Decisive action on yellowfin stock rebuilding needed in new year, IPNLF says

Published on
December 22, 2020

Urgent action is needed from members of the Indian Ocean Tuna Commission (IOTC) before and during its special session meeting planned for March to discuss the rebuilding of the overfished Indian Ocean yellowfin tuna stock, according to the International Pole and Line Foundation (IPNLF).

One of the world’s most economically important fishing area, spanning 70 million square kilometers, the Indian Ocean is responsible for up to 20 percent of the global production of tuna, IPNLF said. However, concerns have grown over the long-term sustainability of the Indian Ocean’s tuna stocks, particularly its yellowfin resource, which has been classified as overfished since 2015 and has been part of a rebuilding plan since 2016.  

“The effectiveness of this rebuilding plan, the details which are contained under IOTC Resolution 19/01, has been hampered by ineffective implementation, non-compliance with existing measures by several fishing nations, ineffective management of drifting fish aggregating devices (dFADs) that has led to further increases in juvenile yellowfin mortality and too many exemptions for fleets that should also contribute to reducing overall catch levels. The stock remains overfished and has thus far showed no signs of recovery,” IPNLF said.

The COVID-19 pandemic prompted IOTC members to “avoid complex and time-consuming matters that would be difficult to accommodate in the virtual format that replaced the usual in-person meetings,” before their 24th session, held from 2 to 6 November, 2020. The decision means that no new conservation and management measures (CMMs) have been discussed or adopted by the commission “despite the urgency to rebuild yellowfin stocks by implementing effective management measures,” according to IPNLF.

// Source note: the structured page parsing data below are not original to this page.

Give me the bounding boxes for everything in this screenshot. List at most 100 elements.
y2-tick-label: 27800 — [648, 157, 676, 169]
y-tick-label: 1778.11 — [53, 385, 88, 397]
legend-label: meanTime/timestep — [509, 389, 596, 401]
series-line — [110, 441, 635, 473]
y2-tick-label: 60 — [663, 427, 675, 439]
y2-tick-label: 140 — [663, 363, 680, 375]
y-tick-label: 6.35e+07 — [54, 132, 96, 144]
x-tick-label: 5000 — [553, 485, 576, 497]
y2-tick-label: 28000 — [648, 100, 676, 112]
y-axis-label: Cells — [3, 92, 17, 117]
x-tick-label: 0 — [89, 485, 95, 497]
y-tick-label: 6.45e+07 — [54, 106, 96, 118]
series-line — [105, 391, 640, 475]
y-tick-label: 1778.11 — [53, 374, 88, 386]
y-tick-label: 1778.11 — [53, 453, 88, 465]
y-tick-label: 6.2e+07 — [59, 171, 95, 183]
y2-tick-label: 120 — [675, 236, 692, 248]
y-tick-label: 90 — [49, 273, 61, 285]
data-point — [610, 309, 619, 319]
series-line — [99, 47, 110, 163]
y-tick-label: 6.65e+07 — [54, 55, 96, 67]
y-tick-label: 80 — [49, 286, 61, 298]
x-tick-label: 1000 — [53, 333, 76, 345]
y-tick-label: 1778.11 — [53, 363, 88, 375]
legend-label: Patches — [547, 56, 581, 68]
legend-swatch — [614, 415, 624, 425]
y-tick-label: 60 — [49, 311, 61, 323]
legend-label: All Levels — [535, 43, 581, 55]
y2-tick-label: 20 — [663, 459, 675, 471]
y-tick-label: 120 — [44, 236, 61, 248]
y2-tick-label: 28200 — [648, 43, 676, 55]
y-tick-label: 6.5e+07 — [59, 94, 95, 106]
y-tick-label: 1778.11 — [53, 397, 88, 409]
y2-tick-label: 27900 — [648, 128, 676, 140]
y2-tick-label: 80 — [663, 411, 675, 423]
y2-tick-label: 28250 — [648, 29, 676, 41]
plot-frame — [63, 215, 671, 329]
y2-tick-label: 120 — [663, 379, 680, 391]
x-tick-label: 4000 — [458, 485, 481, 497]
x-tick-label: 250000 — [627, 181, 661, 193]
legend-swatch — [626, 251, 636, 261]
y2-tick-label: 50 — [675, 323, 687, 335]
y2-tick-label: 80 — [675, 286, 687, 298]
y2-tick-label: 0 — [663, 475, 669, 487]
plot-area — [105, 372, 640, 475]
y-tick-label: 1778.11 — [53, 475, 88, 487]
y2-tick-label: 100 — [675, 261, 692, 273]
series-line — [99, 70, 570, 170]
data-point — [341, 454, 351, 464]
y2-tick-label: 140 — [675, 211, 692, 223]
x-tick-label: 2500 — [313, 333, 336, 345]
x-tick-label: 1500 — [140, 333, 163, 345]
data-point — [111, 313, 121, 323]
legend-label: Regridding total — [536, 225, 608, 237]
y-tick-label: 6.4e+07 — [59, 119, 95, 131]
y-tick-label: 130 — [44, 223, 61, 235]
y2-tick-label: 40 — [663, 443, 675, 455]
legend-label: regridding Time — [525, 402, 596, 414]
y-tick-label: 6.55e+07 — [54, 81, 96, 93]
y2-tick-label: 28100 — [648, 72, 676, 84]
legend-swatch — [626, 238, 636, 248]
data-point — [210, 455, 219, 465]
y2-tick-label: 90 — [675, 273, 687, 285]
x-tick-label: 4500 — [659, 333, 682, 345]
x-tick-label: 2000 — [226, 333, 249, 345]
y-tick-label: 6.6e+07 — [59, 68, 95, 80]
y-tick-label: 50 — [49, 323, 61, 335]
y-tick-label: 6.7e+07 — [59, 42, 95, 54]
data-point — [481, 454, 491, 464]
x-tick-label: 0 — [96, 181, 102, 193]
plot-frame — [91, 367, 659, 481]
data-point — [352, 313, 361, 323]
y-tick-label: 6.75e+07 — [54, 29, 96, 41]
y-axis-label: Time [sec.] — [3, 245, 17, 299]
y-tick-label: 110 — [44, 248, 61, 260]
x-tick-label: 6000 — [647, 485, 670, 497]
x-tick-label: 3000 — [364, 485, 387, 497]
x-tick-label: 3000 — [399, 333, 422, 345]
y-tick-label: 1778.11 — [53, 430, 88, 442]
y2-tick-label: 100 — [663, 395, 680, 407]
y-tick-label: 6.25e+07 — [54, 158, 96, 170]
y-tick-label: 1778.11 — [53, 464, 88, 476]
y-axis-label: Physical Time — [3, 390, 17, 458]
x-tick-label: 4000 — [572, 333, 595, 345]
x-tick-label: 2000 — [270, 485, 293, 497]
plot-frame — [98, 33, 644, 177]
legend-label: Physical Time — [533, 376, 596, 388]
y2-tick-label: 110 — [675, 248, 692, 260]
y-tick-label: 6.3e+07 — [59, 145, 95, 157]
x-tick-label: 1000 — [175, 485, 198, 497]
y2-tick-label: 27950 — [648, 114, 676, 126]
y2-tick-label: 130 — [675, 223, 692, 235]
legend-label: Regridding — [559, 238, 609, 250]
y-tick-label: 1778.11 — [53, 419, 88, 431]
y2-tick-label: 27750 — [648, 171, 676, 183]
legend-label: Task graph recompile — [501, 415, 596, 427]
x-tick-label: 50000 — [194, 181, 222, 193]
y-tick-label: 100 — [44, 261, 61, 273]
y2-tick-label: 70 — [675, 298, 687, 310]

An IOTC member, IPNLF was among a group of concerned parties urging the commission to schedule a special session in early 2021 to discuss “worrying state of Indian Ocean yellowfin” and the need for more robust management. That session will take place 8 to 12 March, 2021.

“The long-term viability of the region’s tuna fisheries is at risk. The consequences of Resolution 19/01 continuing to be ineffective will be felt most critically by small-scale tuna fisheries, especially those in developing coastal states that provide critical livelihood support to coastal communities," IPNLF Director of Science and the Maldives States Shiham Adam said. "We all have a duty to ensure that effective management measures are adopted at the special session in March. IPNLF will continue to work with its partners in the region, at both government level and with civil society, as well as with our key partners in the marketplace to help achieve this."

IPNLF acknowledged the difficulty of the task at hand.

“Recognizing the difficulty in reaching agreement on how tuna stocks should be managed within the Indian Ocean region, even when not faced with the severe disruptions caused by the pandemic, IPNLF [is] urging IOTC members to consider potential solutions well in advance of the special session meeting in March, emphasizing that any further delays in the implementation of management measures should not be an option,” the organization said. “A further worsening of the stock situation will not only contradict the collaborative and inclusive approach that is enshrined under UNCLOS, but will also impact the coastal communities that rely on these resources for their livelihoods and food security the most.”

IOTC said it plans to apply a precautionary approach to the management of tropical tuna in the Indian Ocean with the adoption of Resolution 12/01.

“States shall be more cautious when information is uncertain, unreliable, or inadequate and that the absence of adequate scientific information shall not be used as a reason for postponing to take conservation and management measures,” the commission said.